Effects of the Immunocontraceptive Gonacon on Pregnancy in Brucella-Seropositive American bison (Bison bison).

The purpose of this study was to determine if the number of pregnancies in naturally infected Brucella abortus-positive bison (Bison bison) cows would be reduced over a period of 5 yr after one treatment with 3000 µg gonadotropin-releasing hormone immunocontraceptive (GonaCon) compared to a similar group of naturally infected B. abortus-positive bison cows not treated with GonaCon. In each of the 5 yr, GonaCon-treated cows produced fewer offspring in relation to number of cows than the nontreated cows. Fisher's Exact test comparing offspring produced during the first reproductive season showed a significant difference between the two groups (P=0.0028). Differences in number of calves produced in GonaCon-treated and control groups were also noted in remaining years, but statistics were not applied because of data constraints. These data indicate that one treatment with GonaCon in brucellosis-seropositive female bison reduced pregnancies over five reproductive years. Thus, immunocontraception could potentially be used to manage brucellosis in affected herds.

Effects of Pregnancy Prevention on Brucella abortus Shedding in American bison (Bison bison).

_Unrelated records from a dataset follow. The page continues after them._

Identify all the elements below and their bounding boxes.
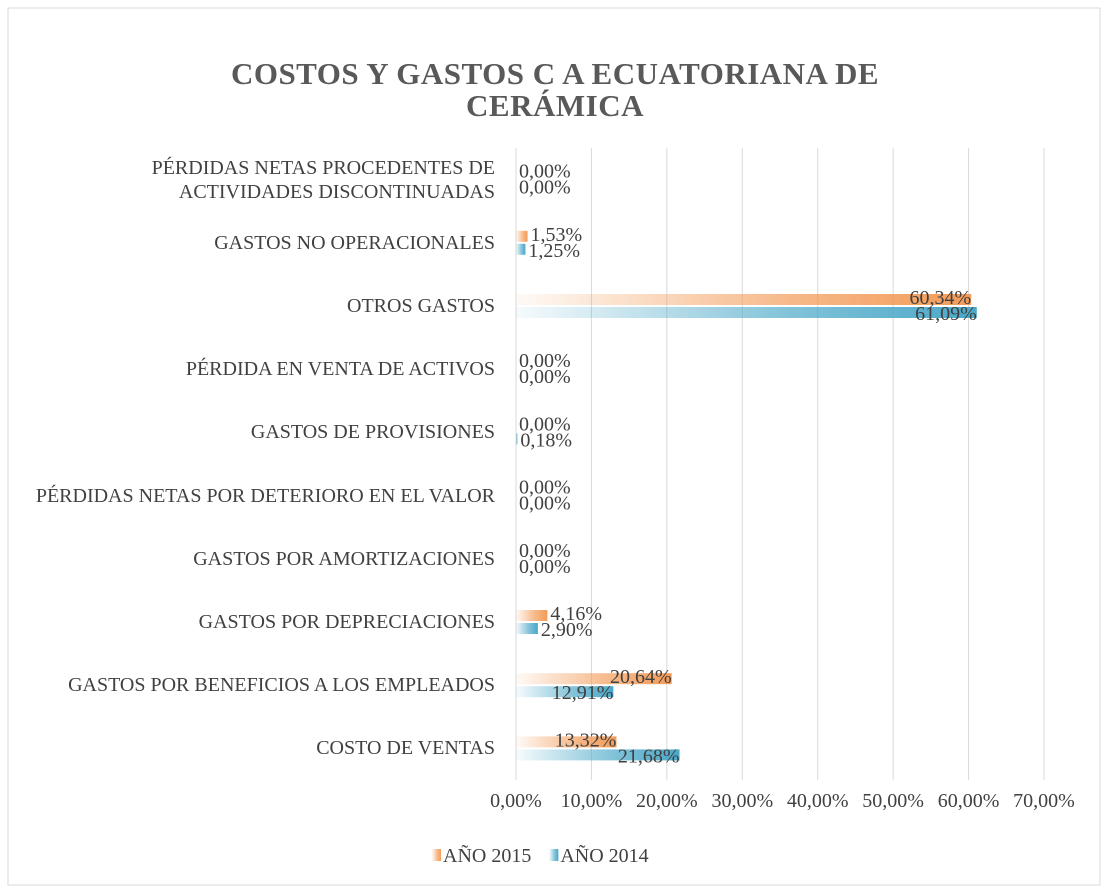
data-label: 61,09% [915, 303, 977, 325]
data-label: 0,00% [519, 350, 571, 372]
legend-swatch [549, 849, 559, 861]
legend-label: AÑO 2015 [443, 843, 531, 867]
bar [516, 623, 538, 634]
y-tick-label: GASTOS POR DEPRECIACIONES [198, 611, 495, 633]
bar [516, 433, 518, 445]
data-label: 1,25% [528, 240, 580, 262]
bar [516, 749, 680, 761]
legend-swatch [432, 849, 441, 861]
data-label: 0,00% [519, 413, 571, 435]
x-tick-label: 10,00% [561, 790, 623, 812]
data-label: 12,91% [552, 682, 614, 704]
x-tick-label: 30,00% [711, 790, 773, 812]
data-label: 0,00% [519, 493, 571, 515]
data-label: 20,64% [610, 666, 672, 688]
data-label: 0,00% [519, 540, 571, 562]
y-tick-label: OTROS GASTOS [347, 295, 495, 317]
x-tick-label: 50,00% [862, 790, 924, 812]
x-tick-label: 40,00% [787, 790, 849, 812]
data-label: 21,68% [618, 745, 680, 767]
data-label: 0,00% [519, 556, 571, 578]
data-label: 13,32% [555, 729, 617, 751]
bar [516, 610, 548, 621]
data-label: 1,53% [531, 224, 583, 246]
data-label: 4,16% [550, 603, 602, 625]
data-label: 0,00% [519, 366, 571, 388]
y-tick-label: COSTO DE VENTAS [316, 737, 495, 760]
data-label: 0,00% [519, 177, 571, 199]
y-tick-label: GASTOS NO OPERACIONALES [214, 231, 495, 254]
y-tick-label: PÉRDIDAS NETAS POR DETERIORO EN EL VALOR [35, 484, 495, 507]
data-label: 0,00% [519, 161, 571, 183]
y-tick-label: PÉRDIDAS NETAS PROCEDENTES DE ACTIVIDADE… [151, 156, 495, 203]
y-tick-label: GASTOS DE PROVISIONES [250, 421, 495, 444]
x-tick-label: 0,00% [490, 790, 542, 812]
bar [516, 230, 528, 242]
chart-title: COSTOS Y GASTOS C A ECUATORIANA DE CERÁM… [230, 56, 880, 123]
chart-border [7, 7, 1101, 886]
data-label: 2,90% [541, 619, 593, 641]
x-tick-label: 60,00% [938, 790, 1000, 812]
bar [516, 243, 526, 255]
x-tick-label: 20,00% [636, 790, 698, 812]
y-tick-label: PÉRDIDA EN VENTA DE ACTIVOS [185, 358, 495, 381]
bar [516, 686, 614, 698]
x-tick-label: 70,00% [1013, 790, 1075, 812]
bar [516, 673, 672, 685]
legend-label: AÑO 2014 [560, 843, 648, 867]
bar [516, 294, 972, 305]
data-label: 0,00% [519, 477, 571, 499]
bar [516, 307, 977, 318]
y-tick-label: GASTOS POR BENEFICIOS A LOS EMPLEADOS [68, 674, 495, 697]
data-label: 0,18% [520, 429, 572, 451]
bar [516, 736, 617, 748]
y-tick-label: GASTOS POR AMORTIZACIONES [193, 547, 495, 570]
data-label: 60,34% [909, 287, 971, 309]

Products of parturition are the predominant source of Brucella abortus for transmission in bison (Bison bison). Our objective was to assess whether preventing pregnancy in Brucella-seropositive bison reduced B. abortus shedding. Brucella-seropositive and -seronegative bison from Yellowstone National Park, Wyoming, USA were used in a replicated experiment. Each of two replicates (rep1, rep2) included a group of seropositive females treated with a single dose of gonadotropin-releasing hormone-based immunocontraceptive (Treatment rep1, n=15; Treatment rep2, n=20) and an untreated group (Control rep1, n=14; Control rep2, n=16) housed separately. Seronegative sentinel females were placed in each group to monitor horizontal transmission. Seronegative males were co-mingled for breeding each year. Pregnant females were removed from treatment groups in the first year, but not thereafter. Each January-June we monitored for B. abortus shedding events-any parturition associated with culture-positive fluids or tissues. We analyzed probability of shedding events using a negative binomial generalized linear mixed model fit by maximum likelihood using Laplace approximation. Over 5 yr, we observed zero shedding events in Treatment rep1 vs. 12 in Control rep1. All five Control rep1 sentinels but zero (0/5) Treatment rep1 sentinels seroconverted. In the second replicate, Treatment rep2 had two shedding events over 3 yr and Control rep2 had five events over 2 yr. Sentinels in both Control rep2 (3/6) and Treatment rep2 (5/6) seroconverted by trial endpoint. Treatment rep1 showed a reduced shedding probability relative to Control rep1, Treatment rep2, and Control rep2 (log odds value -25.36 vs. -1.71, -1.39, and -0.23, respectively). Fixed effect predictor covariates, year and age, had no explanatory value. These data suggest that successful contraception of brucellosis-seropositive female bison prevents shedding of B. abortus by individual animals. However, contraceptive treatment may or may not sufficiently reduce disease transmission to reduce brucellosis prevalence in an affected herd.